Pair Corralation between United Bancorp and Rhinebeck Bancorp
Given the investment horizon of 90 days United Bancorp is expected to generate 1.2 times more return on investment than Rhinebeck Bancorp. However, United Bancorp is 1.2 times more volatile than Rhinebeck Bancorp. It trades about 0.02 of its potential returns per unit of risk. Rhinebeck Bancorp is currently generating about 0.01 per unit of risk. If you would invest 1,271 in United Bancorp on October 14, 2024 and sell it today you would earn a total of 65.00 from holding United Bancorp or generate 5.11% return on investment over 90 days.

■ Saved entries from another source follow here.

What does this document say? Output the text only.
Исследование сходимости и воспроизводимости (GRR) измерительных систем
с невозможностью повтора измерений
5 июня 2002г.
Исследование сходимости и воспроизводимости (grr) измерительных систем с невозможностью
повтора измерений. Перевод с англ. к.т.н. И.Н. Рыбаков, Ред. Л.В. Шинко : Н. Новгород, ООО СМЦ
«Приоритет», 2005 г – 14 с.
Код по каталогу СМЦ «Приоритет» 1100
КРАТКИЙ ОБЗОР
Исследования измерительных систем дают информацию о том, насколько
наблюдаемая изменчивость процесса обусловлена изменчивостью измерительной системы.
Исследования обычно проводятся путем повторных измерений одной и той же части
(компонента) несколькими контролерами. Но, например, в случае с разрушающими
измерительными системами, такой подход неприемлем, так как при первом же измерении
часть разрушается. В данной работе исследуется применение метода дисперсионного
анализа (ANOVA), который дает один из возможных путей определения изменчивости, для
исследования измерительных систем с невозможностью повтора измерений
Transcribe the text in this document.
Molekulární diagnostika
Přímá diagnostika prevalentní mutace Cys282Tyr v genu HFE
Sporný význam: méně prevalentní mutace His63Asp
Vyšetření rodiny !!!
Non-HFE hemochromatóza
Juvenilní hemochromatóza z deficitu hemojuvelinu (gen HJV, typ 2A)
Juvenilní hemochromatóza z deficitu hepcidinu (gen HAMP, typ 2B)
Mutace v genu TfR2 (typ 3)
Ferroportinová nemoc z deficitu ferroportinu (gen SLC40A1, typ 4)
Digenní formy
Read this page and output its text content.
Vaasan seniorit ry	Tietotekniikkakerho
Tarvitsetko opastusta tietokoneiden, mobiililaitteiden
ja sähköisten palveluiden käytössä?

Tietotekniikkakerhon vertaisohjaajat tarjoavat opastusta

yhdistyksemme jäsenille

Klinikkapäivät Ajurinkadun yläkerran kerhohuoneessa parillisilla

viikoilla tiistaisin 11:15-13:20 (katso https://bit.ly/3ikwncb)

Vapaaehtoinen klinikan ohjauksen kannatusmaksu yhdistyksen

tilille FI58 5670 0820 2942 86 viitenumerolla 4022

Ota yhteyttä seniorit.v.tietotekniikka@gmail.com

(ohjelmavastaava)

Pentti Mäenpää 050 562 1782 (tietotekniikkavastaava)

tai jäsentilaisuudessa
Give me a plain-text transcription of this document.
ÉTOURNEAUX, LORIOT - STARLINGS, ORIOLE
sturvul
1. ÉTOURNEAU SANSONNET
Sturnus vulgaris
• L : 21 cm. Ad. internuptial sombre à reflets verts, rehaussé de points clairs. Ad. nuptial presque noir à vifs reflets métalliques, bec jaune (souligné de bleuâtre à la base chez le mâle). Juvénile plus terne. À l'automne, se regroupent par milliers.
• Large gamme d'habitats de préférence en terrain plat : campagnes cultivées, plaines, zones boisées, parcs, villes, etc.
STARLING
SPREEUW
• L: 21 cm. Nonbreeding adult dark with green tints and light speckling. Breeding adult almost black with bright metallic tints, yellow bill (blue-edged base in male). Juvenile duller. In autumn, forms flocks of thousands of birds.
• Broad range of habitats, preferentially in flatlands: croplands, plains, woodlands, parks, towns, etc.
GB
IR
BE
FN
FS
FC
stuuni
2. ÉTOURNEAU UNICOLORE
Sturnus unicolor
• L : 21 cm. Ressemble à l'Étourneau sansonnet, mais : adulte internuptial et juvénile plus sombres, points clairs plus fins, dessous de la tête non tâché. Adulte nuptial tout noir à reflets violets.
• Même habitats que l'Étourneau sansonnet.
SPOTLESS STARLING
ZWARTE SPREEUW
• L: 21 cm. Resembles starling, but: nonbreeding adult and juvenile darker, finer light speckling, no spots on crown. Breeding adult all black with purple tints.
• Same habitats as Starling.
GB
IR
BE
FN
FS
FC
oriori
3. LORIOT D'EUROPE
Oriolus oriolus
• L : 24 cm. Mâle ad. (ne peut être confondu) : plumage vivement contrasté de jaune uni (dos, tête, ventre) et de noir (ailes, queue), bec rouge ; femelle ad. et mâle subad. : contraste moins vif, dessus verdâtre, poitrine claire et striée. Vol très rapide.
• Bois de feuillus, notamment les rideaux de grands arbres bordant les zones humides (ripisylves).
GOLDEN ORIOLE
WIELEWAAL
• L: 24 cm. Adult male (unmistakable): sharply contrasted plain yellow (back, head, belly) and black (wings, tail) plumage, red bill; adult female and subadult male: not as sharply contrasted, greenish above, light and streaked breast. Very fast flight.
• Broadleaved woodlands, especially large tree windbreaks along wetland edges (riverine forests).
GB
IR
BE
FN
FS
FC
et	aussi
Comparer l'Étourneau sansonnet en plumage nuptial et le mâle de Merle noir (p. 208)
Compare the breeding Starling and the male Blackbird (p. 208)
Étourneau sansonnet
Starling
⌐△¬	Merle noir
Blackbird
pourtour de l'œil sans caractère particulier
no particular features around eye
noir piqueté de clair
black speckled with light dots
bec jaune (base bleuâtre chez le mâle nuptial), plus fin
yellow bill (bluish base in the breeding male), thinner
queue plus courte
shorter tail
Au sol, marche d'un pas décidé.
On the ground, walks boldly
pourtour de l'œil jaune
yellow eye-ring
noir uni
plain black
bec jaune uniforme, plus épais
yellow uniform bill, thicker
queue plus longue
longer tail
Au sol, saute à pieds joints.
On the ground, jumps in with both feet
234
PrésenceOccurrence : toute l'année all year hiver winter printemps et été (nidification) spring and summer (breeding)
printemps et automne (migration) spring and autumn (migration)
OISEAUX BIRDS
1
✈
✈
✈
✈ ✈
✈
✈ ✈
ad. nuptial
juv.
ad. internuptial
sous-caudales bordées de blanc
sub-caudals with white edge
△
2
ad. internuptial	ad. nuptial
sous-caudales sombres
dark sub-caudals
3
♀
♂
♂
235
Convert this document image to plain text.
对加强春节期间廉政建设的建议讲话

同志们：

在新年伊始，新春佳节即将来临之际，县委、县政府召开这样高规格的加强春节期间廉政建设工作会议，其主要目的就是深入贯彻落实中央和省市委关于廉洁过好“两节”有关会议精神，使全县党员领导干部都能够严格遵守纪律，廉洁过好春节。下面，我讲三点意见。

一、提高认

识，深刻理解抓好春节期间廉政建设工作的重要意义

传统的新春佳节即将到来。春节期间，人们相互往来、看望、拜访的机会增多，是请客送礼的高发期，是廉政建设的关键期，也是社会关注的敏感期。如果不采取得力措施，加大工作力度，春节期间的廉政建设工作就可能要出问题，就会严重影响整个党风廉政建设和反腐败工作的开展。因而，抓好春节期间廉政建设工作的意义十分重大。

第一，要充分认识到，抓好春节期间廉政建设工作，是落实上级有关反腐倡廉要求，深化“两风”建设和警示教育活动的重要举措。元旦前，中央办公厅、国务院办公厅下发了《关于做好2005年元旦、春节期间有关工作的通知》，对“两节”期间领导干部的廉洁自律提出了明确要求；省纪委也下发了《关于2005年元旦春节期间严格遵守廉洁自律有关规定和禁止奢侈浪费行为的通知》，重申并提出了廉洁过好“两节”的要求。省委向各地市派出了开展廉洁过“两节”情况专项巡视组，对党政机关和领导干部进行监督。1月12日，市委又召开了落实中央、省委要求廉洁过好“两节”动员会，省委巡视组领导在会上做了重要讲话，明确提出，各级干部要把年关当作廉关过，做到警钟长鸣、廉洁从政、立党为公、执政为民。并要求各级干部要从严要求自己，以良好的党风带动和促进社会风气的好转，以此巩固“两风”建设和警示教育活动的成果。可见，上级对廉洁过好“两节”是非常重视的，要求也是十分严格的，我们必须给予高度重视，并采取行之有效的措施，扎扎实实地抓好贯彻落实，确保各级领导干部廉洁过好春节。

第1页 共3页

Time Period | 3 Months [change] |
Direction | Moves Together |
Strength | Very Weak |
Accuracy | 100.0% |
Values | Daily Returns |
United Bancorp vs. Rhinebeck Bancorp
Performance |
Timeline |
United Bancorp |
Rhinebeck Bancorp |
United Bancorp and Rhinebeck Bancorp Volatility Contrast
Predicted Return Density |
Returns |
Pair Trading with United Bancorp and Rhinebeck Bancorp
The main advantage of trading using opposite United Bancorp and Rhinebeck Bancorp positions is that it hedges away some unsystematic risk. Because of two separate transactions, even if United Bancorp position performs unexpectedly, Rhinebeck Bancorp can make up some of the losses. Pair trading also minimizes risk from directional movements in the market. For example, if an entire industry or sector drops because of unexpected headlines, the short position in Rhinebeck Bancorp will offset losses from the drop in Rhinebeck Bancorp's long position.United Bancorp vs. Rhinebeck Bancorp | United Bancorp vs. Shore Bancshares | United Bancorp vs. First Northwest Bancorp | United Bancorp vs. Community West Bancshares |
Rhinebeck Bancorp vs. Home Federal Bancorp | Rhinebeck Bancorp vs. Community West Bancshares | Rhinebeck Bancorp vs. Magyar Bancorp | Rhinebeck Bancorp vs. First Financial Northwest |
Check out your portfolio center.Note that this page's information should be used as a complementary analysis to find the right mix of equity instruments to add to your existing portfolios or create a brand new portfolio. You can also try the Financial Widgets module to easily integrated Macroaxis content with over 30 different plug-and-play financial widgets.